Different cats display different types of behaviors. Some cats are very cuddly and affectionate. Some vary their behavior and can move between affection and ignoring. And other cats may just seem downright mean. They may avoid affection and being held. Mean cats can frequently hiss, scratch, or bite. There may be a reason your cat is acting out. Learn why and what you can do about it. Depending on your cat, these techniques could be a quick fix or require a lot of time and energy for slow results.
Understand Why Your Cat Is Mean
Living with a mean cat can be a stressful situation. The stress can be felt by you, your human family members, and the cat. The H.I.S.S. Test, which stands for health, instinct, stress, and symptom solvers, can be helpful to understand what’s going on with your cat and is a helpful first step in examining a mean cat.
Health—Examine Your Cat for Problems
Cats can become withdrawn when they don’t feel well. If you notice a change in behavior but cannot figure out why it may be stemming from an underlying health issue. A health check is always a good idea when a cat’s behavior changes suddenly. Schedule an appointment with your veterinarian and bring notes about specific changes, behaviors, or anything else that could be helpful to explain what is going on with your feline.
Instinct—Consider Recent Life Events
Cats are creatures of habit. They also learn what is safe and what is scary very early in life. Anything “new” such as a strange house or people, can put their tails in a twist when they feel uneasy or even frightened. If there have been changes in the cat's life, think about how these may impact behaviors and how you can help your cat handle the changes.
Stress—Lower Levels for You and Your Cat
The stress of living in a new place, with strangers and an altered schedule, often can cause upset kitty feelings and a change in behavior. Cats that have a close bond with their human owners also can be sensitive to your feelings of stress and act accordingly. Examine stress levels in your household to see if this is having an impact.
Symptom—Re-examine Signs of Meanness
If you have what you think is a mean can, there is a chance you may be interpreting the cat's behaviors in an inaccurate manner. Cats show love and affection in ways that humans don’t always understand. In a similar way, humans show love and affection in very distinct ways that cats don’t understand! Humans are primates. We hug, we touch and cuddle, we want to be near each other. But to a cat, a hug feels like being smothered!
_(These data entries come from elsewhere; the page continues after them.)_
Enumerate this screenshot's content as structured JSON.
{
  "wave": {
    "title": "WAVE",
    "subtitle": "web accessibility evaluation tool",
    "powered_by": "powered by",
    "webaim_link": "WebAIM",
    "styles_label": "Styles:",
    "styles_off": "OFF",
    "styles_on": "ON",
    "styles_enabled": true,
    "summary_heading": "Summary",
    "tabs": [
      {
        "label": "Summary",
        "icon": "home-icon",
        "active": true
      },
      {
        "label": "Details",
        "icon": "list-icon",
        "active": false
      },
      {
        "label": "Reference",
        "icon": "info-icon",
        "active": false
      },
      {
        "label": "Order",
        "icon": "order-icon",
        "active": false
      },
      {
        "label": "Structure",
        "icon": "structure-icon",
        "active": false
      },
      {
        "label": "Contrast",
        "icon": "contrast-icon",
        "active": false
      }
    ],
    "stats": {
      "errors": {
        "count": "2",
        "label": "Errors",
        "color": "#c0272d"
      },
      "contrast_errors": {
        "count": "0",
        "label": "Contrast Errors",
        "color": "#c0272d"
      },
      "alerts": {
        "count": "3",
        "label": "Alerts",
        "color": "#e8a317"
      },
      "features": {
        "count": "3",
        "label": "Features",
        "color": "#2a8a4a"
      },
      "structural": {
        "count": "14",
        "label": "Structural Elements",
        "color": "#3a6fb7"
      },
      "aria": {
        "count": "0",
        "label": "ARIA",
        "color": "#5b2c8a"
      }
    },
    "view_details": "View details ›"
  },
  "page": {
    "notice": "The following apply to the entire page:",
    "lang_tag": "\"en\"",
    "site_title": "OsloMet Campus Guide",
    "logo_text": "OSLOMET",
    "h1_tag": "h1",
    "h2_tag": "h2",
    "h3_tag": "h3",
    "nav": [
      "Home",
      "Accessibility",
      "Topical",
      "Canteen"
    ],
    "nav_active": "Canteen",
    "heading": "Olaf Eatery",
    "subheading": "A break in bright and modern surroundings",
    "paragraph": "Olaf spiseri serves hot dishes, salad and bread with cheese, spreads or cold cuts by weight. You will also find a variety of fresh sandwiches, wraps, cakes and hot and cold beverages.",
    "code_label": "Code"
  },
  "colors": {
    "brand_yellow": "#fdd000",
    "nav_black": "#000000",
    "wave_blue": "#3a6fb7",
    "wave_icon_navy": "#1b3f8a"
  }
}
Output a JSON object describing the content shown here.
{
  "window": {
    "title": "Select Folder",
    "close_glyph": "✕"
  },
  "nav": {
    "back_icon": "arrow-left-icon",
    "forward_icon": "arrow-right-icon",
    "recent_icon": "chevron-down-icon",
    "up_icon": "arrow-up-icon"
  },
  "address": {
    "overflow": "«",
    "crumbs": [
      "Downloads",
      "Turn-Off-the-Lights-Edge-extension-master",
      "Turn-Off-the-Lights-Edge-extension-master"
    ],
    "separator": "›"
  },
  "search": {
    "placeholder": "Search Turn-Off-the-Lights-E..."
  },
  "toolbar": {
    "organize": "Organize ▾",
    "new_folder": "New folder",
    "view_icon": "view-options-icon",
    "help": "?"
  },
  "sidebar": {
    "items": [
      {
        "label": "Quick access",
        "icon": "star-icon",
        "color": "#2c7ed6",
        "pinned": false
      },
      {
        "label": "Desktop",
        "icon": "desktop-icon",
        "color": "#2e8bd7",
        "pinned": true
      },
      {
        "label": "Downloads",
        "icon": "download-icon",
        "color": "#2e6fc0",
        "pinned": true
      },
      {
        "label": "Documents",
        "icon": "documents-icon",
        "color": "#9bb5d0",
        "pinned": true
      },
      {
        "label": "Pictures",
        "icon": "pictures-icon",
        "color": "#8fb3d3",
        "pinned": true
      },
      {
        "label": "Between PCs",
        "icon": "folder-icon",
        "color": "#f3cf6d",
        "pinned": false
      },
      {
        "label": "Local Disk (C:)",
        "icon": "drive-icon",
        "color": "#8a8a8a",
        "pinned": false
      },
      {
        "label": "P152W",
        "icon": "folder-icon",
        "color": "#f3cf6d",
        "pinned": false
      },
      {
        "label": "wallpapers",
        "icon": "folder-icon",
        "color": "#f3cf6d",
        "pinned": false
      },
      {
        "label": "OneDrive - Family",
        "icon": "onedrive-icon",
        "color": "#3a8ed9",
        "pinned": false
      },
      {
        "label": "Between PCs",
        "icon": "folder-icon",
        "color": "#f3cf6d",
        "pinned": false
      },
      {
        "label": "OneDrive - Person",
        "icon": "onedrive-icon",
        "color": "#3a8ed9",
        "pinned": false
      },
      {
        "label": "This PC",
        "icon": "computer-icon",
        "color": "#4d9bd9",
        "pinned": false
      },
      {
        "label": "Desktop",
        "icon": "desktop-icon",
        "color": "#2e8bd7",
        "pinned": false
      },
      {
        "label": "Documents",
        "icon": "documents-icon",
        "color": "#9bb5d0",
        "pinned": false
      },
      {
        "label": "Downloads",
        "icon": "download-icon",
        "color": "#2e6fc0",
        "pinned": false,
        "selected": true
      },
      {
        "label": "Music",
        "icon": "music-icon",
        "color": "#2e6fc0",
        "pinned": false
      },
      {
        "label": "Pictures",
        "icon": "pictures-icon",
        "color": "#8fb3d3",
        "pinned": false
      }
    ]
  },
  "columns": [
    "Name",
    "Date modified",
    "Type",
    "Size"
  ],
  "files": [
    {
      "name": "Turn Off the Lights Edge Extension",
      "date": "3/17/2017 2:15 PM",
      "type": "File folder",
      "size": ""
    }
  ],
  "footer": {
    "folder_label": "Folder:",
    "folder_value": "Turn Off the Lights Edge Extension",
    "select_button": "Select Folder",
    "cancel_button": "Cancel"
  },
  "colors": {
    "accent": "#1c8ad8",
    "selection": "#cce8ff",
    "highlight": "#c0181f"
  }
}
A hug is a confining and scary sensation to cats. Especially when a kitty already feels under stress, it will want to control the interaction. For example, a hiss actually is a warning and sign of fearfulness; a hissing cat wants you to keep your distance.
Training Your Cat to Be Less Mean
If you think you have determined the cause of your cat's meanness, the next step is to make some behavioral changes. If it's a health issue, hopefully, your vet has provided some insight and the behavioral problems are no longer present. If the meanness is due to an instinctual issue, you may have to focus on behavioral changes and retraining your cat. If the meanness is due to stress, try to keep your cat's environment as stress-free as possible: Set up a safe room or safe area where your cat can retreat. Finally, if it's a communication issue your cat needs to learn to understand what you are communicating and you need to learn some basic cat communication.
Problems and Proofing Behavior
A common error is that cat owners expect behavior to change overnight. Unless you have resolved a health issue, this is likely not the case. Give your cat time to change and focus on the positives. Getting angry with your cat for being mean will not help, and likely only add to the bad behavior. Keep trying, seek professional help, and have patience with your pet cat (and yourself). A feline behavioral specialist will be able to help with a seriously mean cat. They will likely meet the cat in its home environment, see its behavior, and then come up with recommendations to help your cat (and you) alter the behavior.